Around 26,000 people have made it across the Mediterranean so far this year, with many landing on the Italian island of Lampedusa which is just 150 kilometres from the Tunisian coast. Most end up interned in overcrowded camps.
To relieve the pressure, Italy has started issuing refugees from Tunisia with six-month Italian visas which give them the right to move throughout the EU.
This has infuriated many other European politicians – not least French President Nicolas Sarkozy. He has mooted lifting the Schengen agreement which abolished border checks between EU member states, in order to try to stop North African refugees from heading to France.
The German Interior Ministry said it was monitoring the situation and was prepared to strengthen border checks, although there was no indication that many North African refuges would be heading for Germany.

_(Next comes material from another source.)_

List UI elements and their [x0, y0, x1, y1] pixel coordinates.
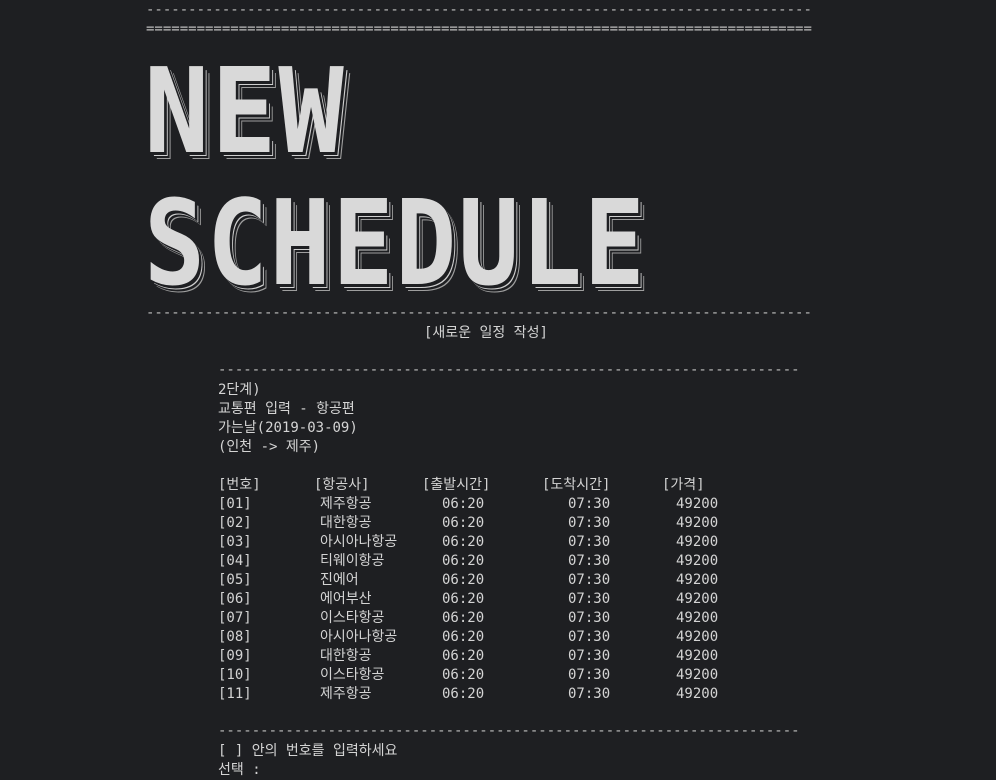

Nonetheless, Bavarian state Interior Minister Joachim Hermann said he was outraged by the Italian move. “The behaviour of the Italian government is unreasonable,” he told Der Spiegel magazine.
“Italy must stop granting residence permits to Tunisian economic refugees as soon as possible.”
The first Tunisian with such a visa was spotted in Germany last week according to a report in Der Spiegel.
The man not only had the correct paperwork but also enough money for his stay in Germany, the report said, so the border police who had been making a routine check on a train from Milan to Munich, did not stop him.